ガラスが粉々に割れ、床に散らばると同時に室内に侵入していた。


30畳に満たない部屋。

数人の子供達と男が2人いる。


手前の男の眉間を狙ってセーフティスティックを投げつけ、玄関側にいた男に駆け寄って鳩尾に蹴りを入れた。


ドンッ!


ドアに体を打ちつけられて崩れ落ちる。


部屋の中央にいた男はセーフティスティックをかわしたようで、近くの子供を掴もうとしている。


もう一度セーフティスティックを投げつけ、同時に走り寄る。気づいた男が避けるために子供から離れたところを顎への掌底一発で沈めた。


少し怯えた感じの子供達ではあったが、「お家に帰ろう。」と言って笑いかけると、表情を変えてくれた。


安心をしたのか、笑ったり、泣いたりと様々だったが、トラウマにさえならなければ良い。
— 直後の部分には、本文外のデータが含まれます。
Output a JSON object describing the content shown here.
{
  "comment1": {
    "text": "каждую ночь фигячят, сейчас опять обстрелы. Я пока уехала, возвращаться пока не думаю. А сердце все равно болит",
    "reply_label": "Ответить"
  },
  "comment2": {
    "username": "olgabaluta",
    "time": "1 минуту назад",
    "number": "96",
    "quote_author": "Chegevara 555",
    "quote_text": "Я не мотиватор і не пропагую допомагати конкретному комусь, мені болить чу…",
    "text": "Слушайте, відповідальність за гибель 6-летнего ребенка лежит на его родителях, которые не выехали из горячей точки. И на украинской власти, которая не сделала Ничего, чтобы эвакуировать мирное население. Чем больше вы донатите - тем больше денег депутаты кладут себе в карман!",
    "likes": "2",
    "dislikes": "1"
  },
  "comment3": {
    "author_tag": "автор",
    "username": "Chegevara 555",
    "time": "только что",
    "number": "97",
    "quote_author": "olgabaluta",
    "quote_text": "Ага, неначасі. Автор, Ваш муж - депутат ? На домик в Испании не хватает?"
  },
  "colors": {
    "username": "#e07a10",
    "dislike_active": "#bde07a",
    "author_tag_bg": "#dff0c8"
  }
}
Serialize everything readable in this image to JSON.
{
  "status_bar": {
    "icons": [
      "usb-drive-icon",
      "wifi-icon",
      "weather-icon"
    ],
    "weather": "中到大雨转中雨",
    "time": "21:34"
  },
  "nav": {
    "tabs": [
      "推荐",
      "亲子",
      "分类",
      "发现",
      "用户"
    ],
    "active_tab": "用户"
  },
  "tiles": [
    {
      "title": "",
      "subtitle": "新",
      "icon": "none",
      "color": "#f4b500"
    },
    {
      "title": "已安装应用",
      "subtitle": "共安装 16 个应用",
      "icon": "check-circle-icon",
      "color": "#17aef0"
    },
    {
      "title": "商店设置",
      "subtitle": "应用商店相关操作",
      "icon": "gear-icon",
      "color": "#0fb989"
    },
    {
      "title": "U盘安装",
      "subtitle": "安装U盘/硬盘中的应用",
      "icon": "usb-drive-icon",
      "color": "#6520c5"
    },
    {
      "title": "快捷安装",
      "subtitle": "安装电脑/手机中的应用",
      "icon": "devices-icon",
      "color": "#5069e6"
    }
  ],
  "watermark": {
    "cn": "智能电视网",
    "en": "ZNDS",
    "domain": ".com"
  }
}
子供を盾に脅すような奴等は絶対に許すわけにはいかなかった。




子供達を村長に引き渡し、スレイドの方も片付いたことを知ると、集会場に捕縛した6人を転がして尋問をした。


当然、素直に喋る奴なんかはいない。


「しょうがないなぁ。あんまり使いたくはなかったけど、この瓶の中身を飲んでもらおうか。」


ポケットから取り出した小瓶を振る。男達に怯えが走った。


「な···何だよ···それは···。」


「俺の故郷ではデスソースと呼んでいる。」


「デ··デスソース····毒かよっ!?」


「さあな。あんまり楽には死ねないかもな。」


俺はニタァと笑った。




「それじゃあ、あいつらの仲間がまだいるってこと?」


「ああ。残りは3人だそうだ。」


真相は良くあるような話だった。


この村から数キロ先で金鉱が見つかった。発見したのは若い村人で、悪友である守衛の男に話をして自分達のものにしようと企んだらしい。


通常、金鉱などが見つかると、土地の権利を有する者が採掘の権利を得る。発見場所は村人が共同で所有する特産品であるキノコの採取場だった。


男達は金鉱のことをこの村に気づかれないように、魔物が発生したと若い村人に虚偽の証言をさせた。しかし、魔物の襲撃を恐れるあまり、特産品の運搬が滞ってしまい、今後の生活への不安から1人の村人が冒険者ギルドに依頼を出したことで歯車が狂い出した。


男達は冒険者が村を訪れて調査をしないように、村の子供達を人質に取って村人を脅したのだった。


それが今回のあらましである。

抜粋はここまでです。